Guests at 497 Greenwich Street included Patrick Stewart, who remarked, “I’m still coming down from it, it intrigued and disturbed me so much. I still have a feeling the movie is going on and we’re in it now.”
“I want to let this one sink in a bit,” agreed Kathleen Turner. Regarding the intensity of the pic’s sexuality and violence, she smiled. “I liked the sexuality of it and I’m not ever not shocked by violence.”
Since she plays a hypnotist in the Fox Searchlight pic, Rosario Dawson was naturally a bit more blase. “I don’t think it’s surprising. This is from the guy who had a baby crawling on the ceiling,” she said of a memorable image from Boyle’s “Trainspotting.”
The movie may be mind-blowing but, “It’s definitely understandable. It’s not trying to be so clever that you can’t get it,” said Dawson.
Boyle believes that the often-shocking sex and violence is essential. “Obviously the idea of the movie is you’re in somebody’s head, so you want it to be as visceral an experience as possible so you feel it,” said the helmer. “The truth is it was fun for us because when we filmed we were in the middle of preparing the Olympics, which is quite family friendly and all that kind of stuff. So it allowed us to do the pleasure of something that is adult filmmaking: messing with people’s head, sexuality, violence. It’s the pleasure of extreme cinema, to be honest.
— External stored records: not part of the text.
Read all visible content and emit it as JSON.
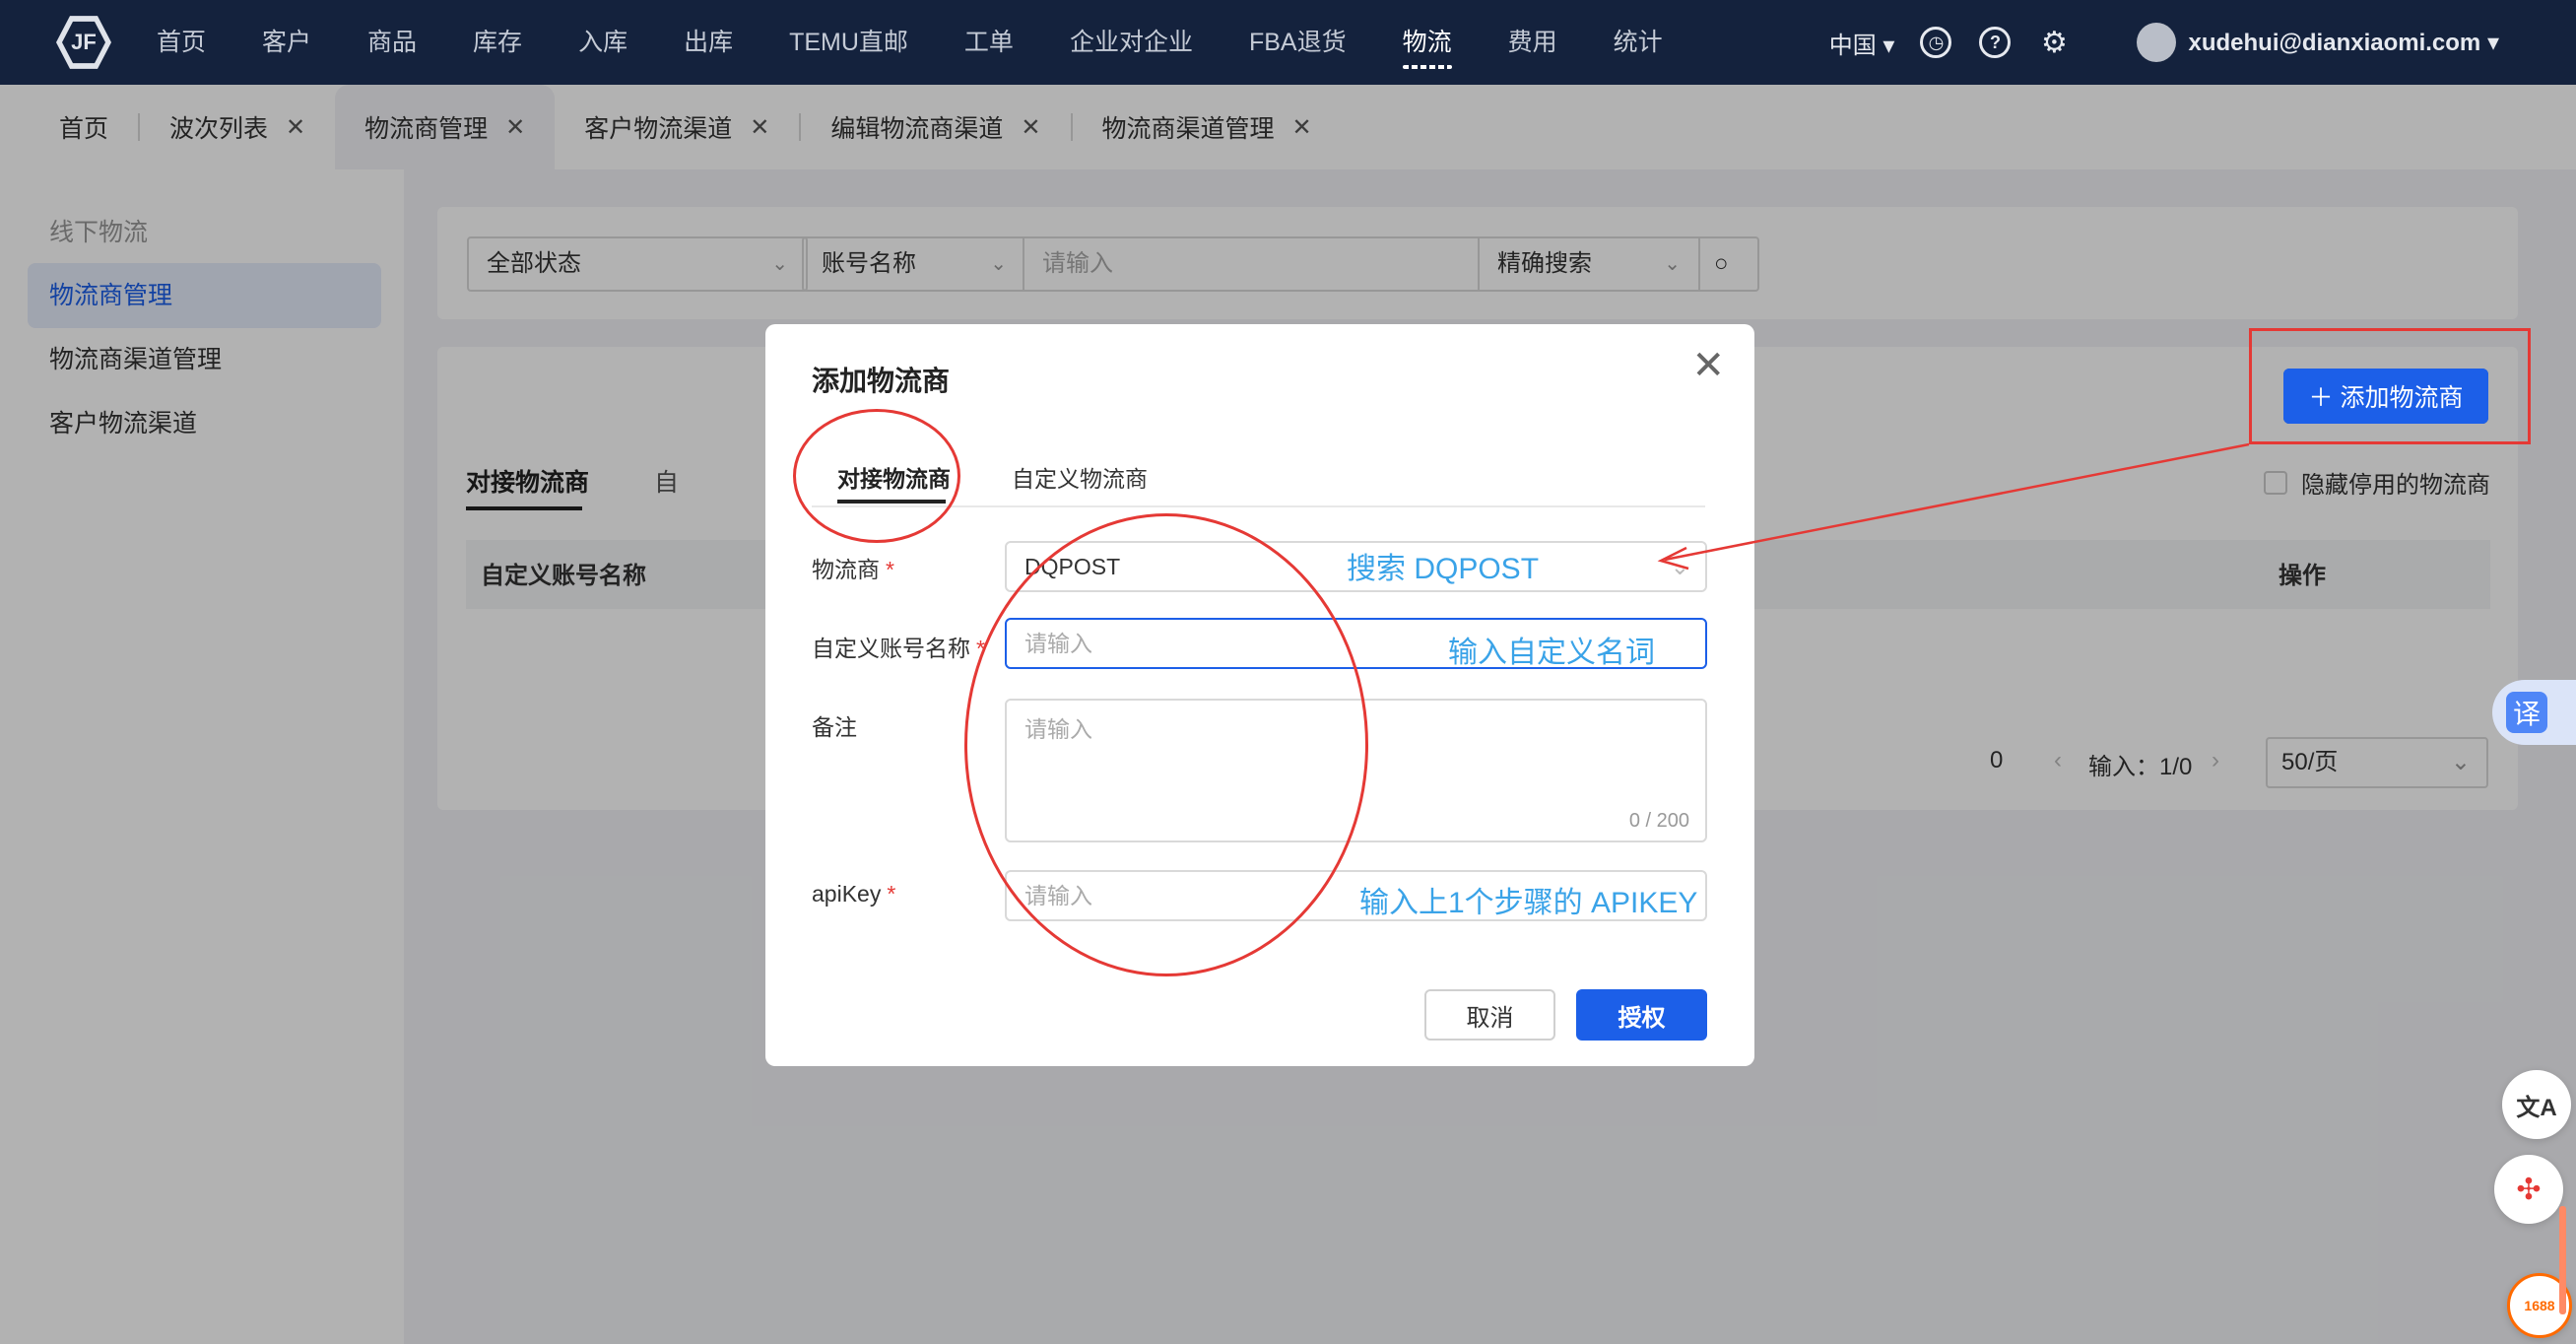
{
  "nav": {
    "logo": "JF",
    "items": [
      "首页",
      "客户",
      "商品",
      "库存",
      "入库",
      "出库",
      "TEMU直邮",
      "工单",
      "企业对企业",
      "FBA退货",
      "物流",
      "费用",
      "统计"
    ],
    "active_index": 10,
    "region": "中国 ▾",
    "clock_icon": "◷",
    "help_icon": "?",
    "settings_icon": "⚙",
    "user": "xudehui@dianxiaomi.com ▾"
  },
  "tabs": [
    {
      "label": "首页",
      "closable": false
    },
    {
      "label": "波次列表",
      "closable": true
    },
    {
      "label": "物流商管理",
      "closable": true,
      "active": true
    },
    {
      "label": "客户物流渠道",
      "closable": true
    },
    {
      "label": "编辑物流商渠道",
      "closable": true
    },
    {
      "label": "物流商渠道管理",
      "closable": true
    }
  ],
  "tab_close": "✕",
  "sidebar": {
    "group": "线下物流",
    "items": [
      "物流商管理",
      "物流商渠道管理",
      "客户物流渠道"
    ]
  },
  "filters": {
    "status": "全部状态",
    "account_field": "账号名称",
    "search_placeholder": "请输入",
    "match_mode": "精确搜索",
    "search_icon": "○"
  },
  "main": {
    "add_button": "＋ 添加物流商",
    "hide_disabled": "隐藏停用的物流商",
    "tabs": [
      "对接物流商",
      "自"
    ],
    "columns": [
      "自定义账号名称",
      "操作"
    ],
    "pager_total": "0",
    "pager_input": "输入：1/0",
    "page_size": "50/页"
  },
  "modal": {
    "title": "添加物流商",
    "close": "✕",
    "tabs": [
      "对接物流商",
      "自定义物流商"
    ],
    "fields": {
      "carrier_label": "物流商",
      "carrier_value": "DQPOST",
      "account_label": "自定义账号名称",
      "account_placeholder": "请输入",
      "remark_label": "备注",
      "remark_placeholder": "请输入",
      "remark_counter": "0 / 200",
      "apikey_label": "apiKey",
      "apikey_placeholder": "请输入"
    },
    "required_mark": "*",
    "cancel": "取消",
    "authorize": "授权"
  },
  "annotations": {
    "search": "搜索 DQPOST",
    "custom_name": "输入自定义名词",
    "apikey": "输入上1个步骤的 APIKEY"
  },
  "floaters": {
    "translate": "译",
    "translate2": "文A",
    "app1688": "1688"
  },
  "colors": {
    "nav_bg": "#14223d",
    "primary": "#1c5fe8",
    "annotation_red": "#e53935",
    "annotation_blue": "#3aa3e8"
  }
}
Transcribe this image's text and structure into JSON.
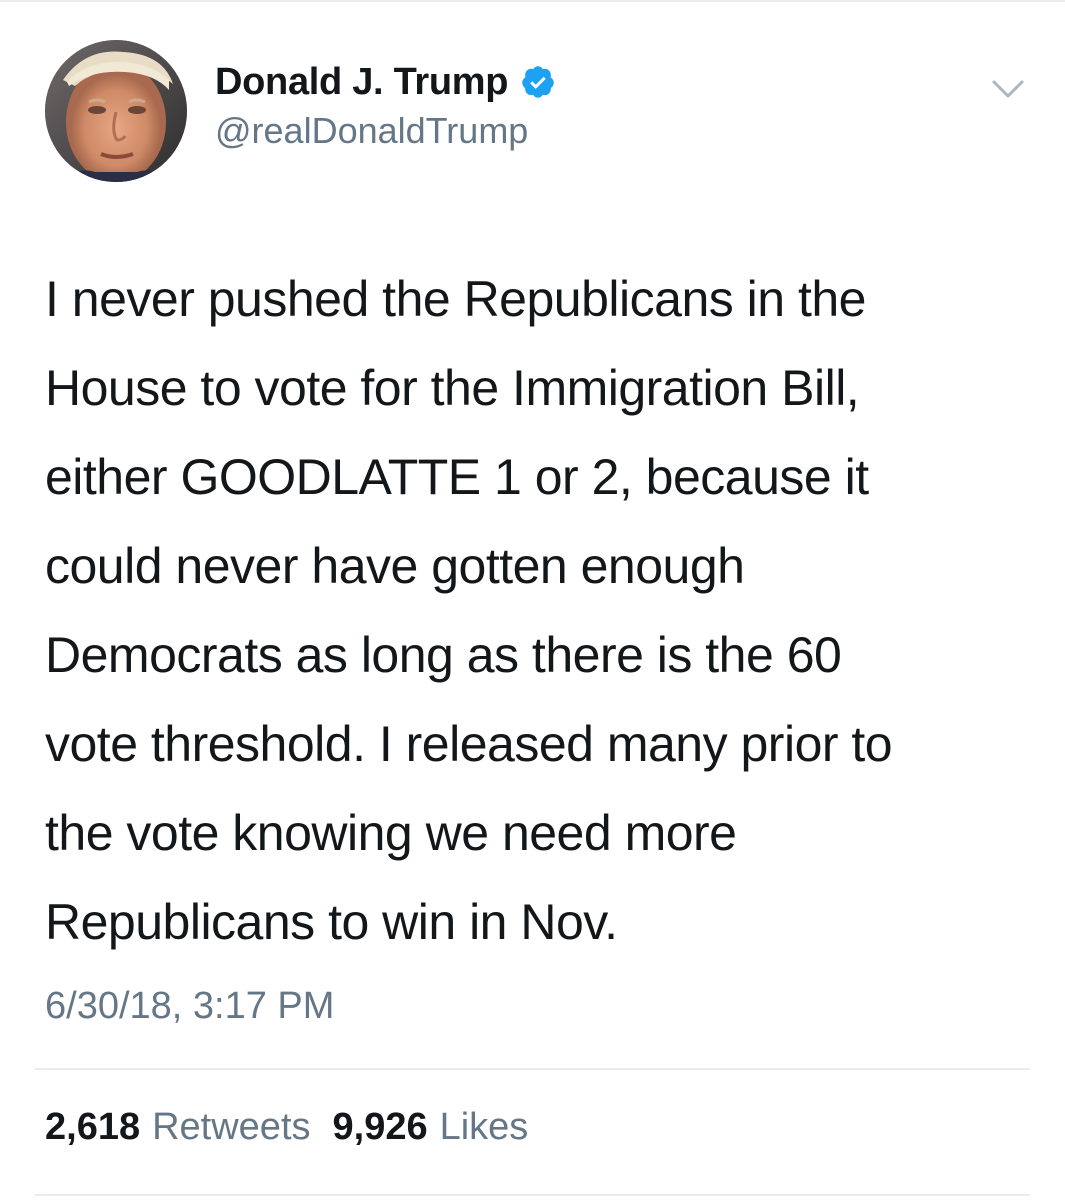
{
  "author": {
    "display_name": "Donald J. Trump",
    "handle": "@realDonaldTrump",
    "verified": true,
    "avatar_icon": "profile-photo"
  },
  "tweet": {
    "lines": [
      "I never pushed the Republicans in the",
      "House to vote for the Immigration Bill,",
      "either GOODLATTE 1 or 2, because it",
      "could never have gotten enough",
      "Democrats as long as there is the 60",
      "vote threshold. I released many prior to",
      "the vote knowing we need more",
      "Republicans to win in Nov."
    ],
    "timestamp": "6/30/18, 3:17 PM"
  },
  "stats": {
    "retweets_count": "2,618",
    "retweets_label": "Retweets",
    "likes_count": "9,926",
    "likes_label": "Likes"
  },
  "colors": {
    "verified_blue": "#1da1f2",
    "secondary_text": "#657786",
    "primary_text": "#14171a",
    "divider": "#e6ecf0"
  }
}
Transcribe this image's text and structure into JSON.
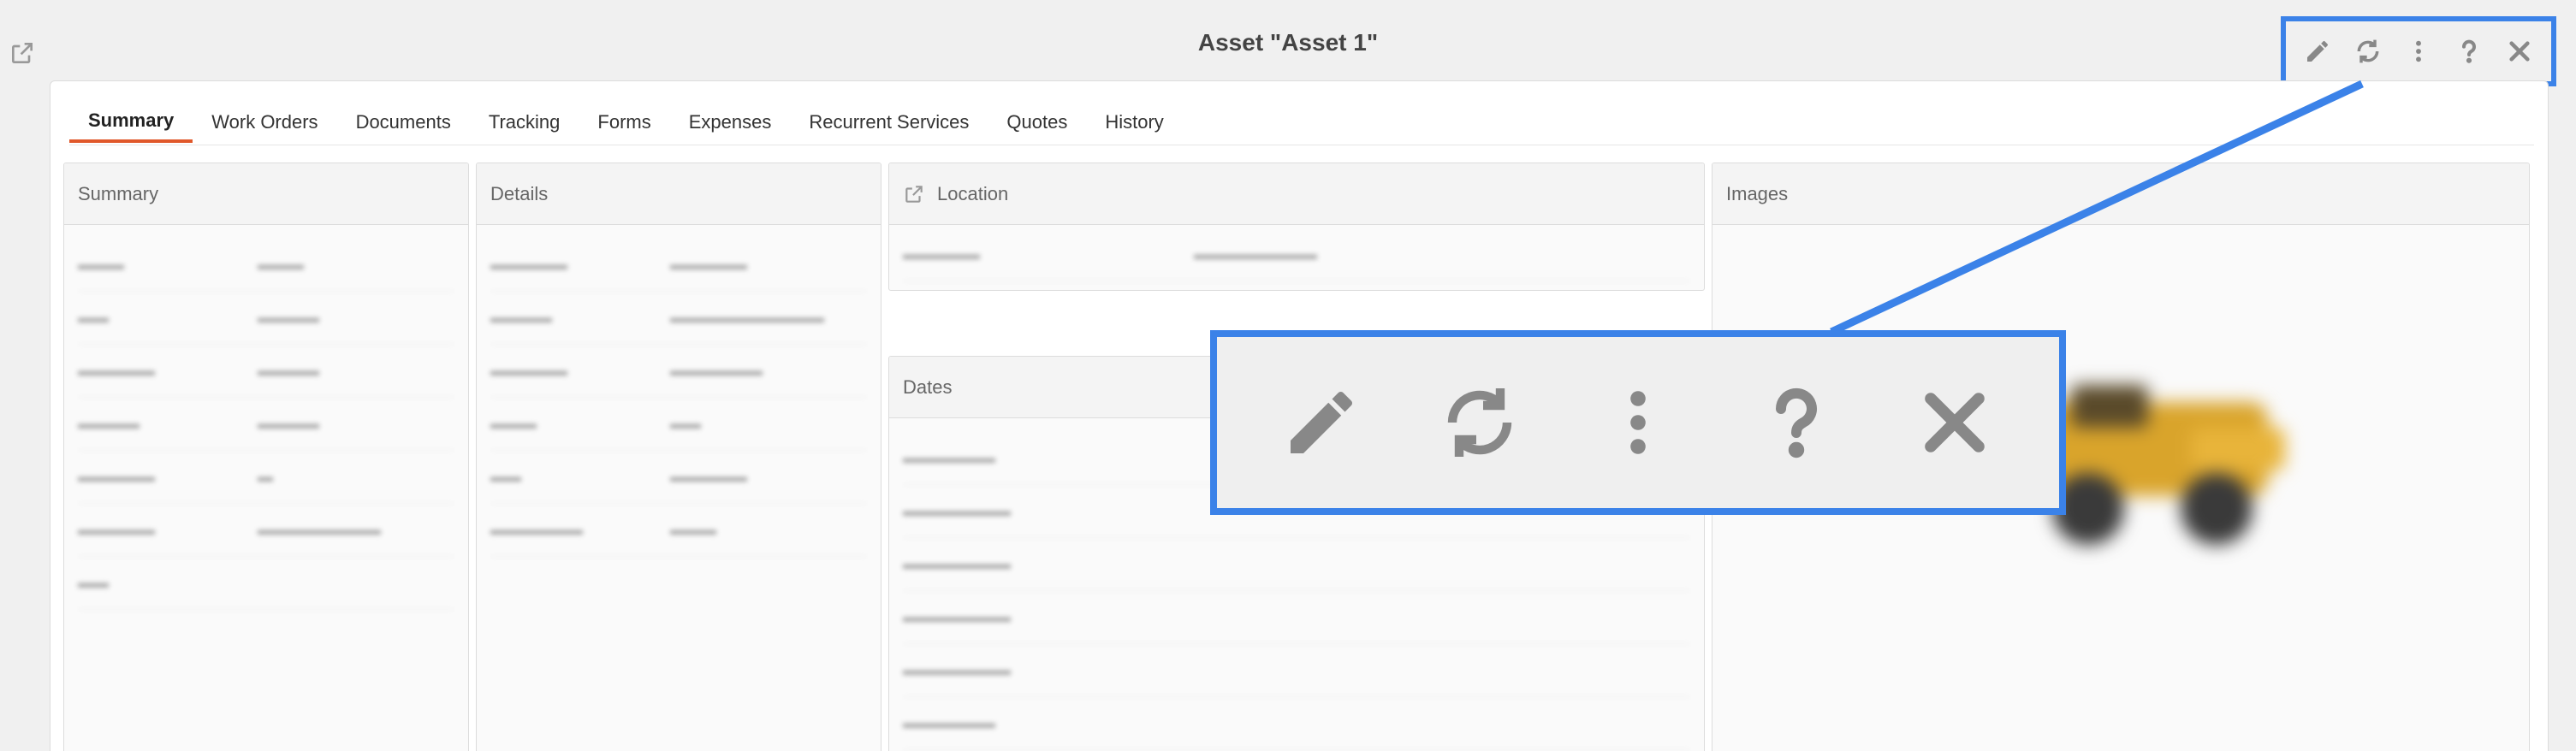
{
  "header": {
    "title": "Asset \"Asset 1\""
  },
  "toolbar": {
    "actions": [
      {
        "name": "edit",
        "icon": "pencil-icon"
      },
      {
        "name": "refresh",
        "icon": "refresh-icon"
      },
      {
        "name": "more",
        "icon": "more-vertical-icon"
      },
      {
        "name": "help",
        "icon": "question-icon"
      },
      {
        "name": "close",
        "icon": "close-icon"
      }
    ]
  },
  "tabs": [
    {
      "label": "Summary",
      "active": true
    },
    {
      "label": "Work Orders"
    },
    {
      "label": "Documents"
    },
    {
      "label": "Tracking"
    },
    {
      "label": "Forms"
    },
    {
      "label": "Expenses"
    },
    {
      "label": "Recurrent Services"
    },
    {
      "label": "Quotes"
    },
    {
      "label": "History"
    }
  ],
  "panels": {
    "summary": {
      "title": "Summary"
    },
    "details": {
      "title": "Details"
    },
    "location": {
      "title": "Location"
    },
    "dates": {
      "title": "Dates"
    },
    "images": {
      "title": "Images"
    }
  },
  "colors": {
    "accent_tab": "#e0582a",
    "highlight": "#3b82e8",
    "icon_gray": "#888888"
  }
}
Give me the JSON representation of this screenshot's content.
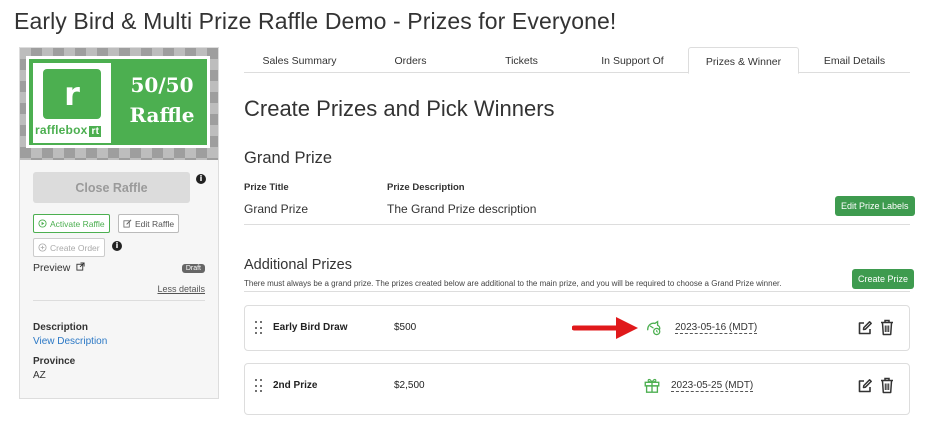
{
  "page": {
    "title": "Early Bird & Multi Prize Raffle Demo - Prizes for Everyone!"
  },
  "sidebar": {
    "logo": {
      "letter": "r",
      "word": "rafflebox",
      "word_badge": "rt"
    },
    "raffle_badge": {
      "line1": "50/50",
      "line2": "Raffle"
    },
    "close_raffle_label": "Close Raffle",
    "activate_raffle_label": "Activate Raffle",
    "edit_raffle_label": "Edit Raffle",
    "create_order_label": "Create Order",
    "preview_label": "Preview",
    "status_badge": "Draft",
    "less_details_label": "Less details",
    "description_label": "Description",
    "view_description_label": "View Description",
    "province_label": "Province",
    "province_value": "AZ"
  },
  "tabs": [
    {
      "label": "Sales Summary",
      "active": false
    },
    {
      "label": "Orders",
      "active": false
    },
    {
      "label": "Tickets",
      "active": false
    },
    {
      "label": "In Support Of",
      "active": false
    },
    {
      "label": "Prizes & Winner",
      "active": true
    },
    {
      "label": "Email Details",
      "active": false
    }
  ],
  "main": {
    "title": "Create Prizes and Pick Winners",
    "grand_prize": {
      "heading": "Grand Prize",
      "title_header": "Prize Title",
      "description_header": "Prize Description",
      "title_value": "Grand Prize",
      "description_value": "The Grand Prize description",
      "edit_labels_button": "Edit Prize Labels"
    },
    "additional": {
      "heading": "Additional Prizes",
      "note": "There must always be a grand prize. The prizes created below are additional to the main prize, and you will be required to choose a Grand Prize winner.",
      "create_button": "Create Prize",
      "prizes": [
        {
          "name": "Early Bird Draw",
          "amount": "$500",
          "date": "2023-05-16 (MDT)",
          "icon": "early-bird-icon"
        },
        {
          "name": "2nd Prize",
          "amount": "$2,500",
          "date": "2023-05-25 (MDT)",
          "icon": "gift-icon"
        }
      ]
    }
  },
  "colors": {
    "brand_green": "#4caf50",
    "button_green": "#3e9b4f",
    "link_blue": "#2b78c5",
    "annotation_red": "#e0191b"
  }
}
“We try to make films for a limited budget, so when you employ actors to be in it, you’re kind of evangelical and want them to go on a journey with you and make something that might be mainstream but is unusual and a bit twisted. That’s the pleasure, always doing that. You could do a big movie if you wanted to,” Boyle added, “but that’s never been the intention, really. It’s always been to make a ‘big movie’ with something smaller.”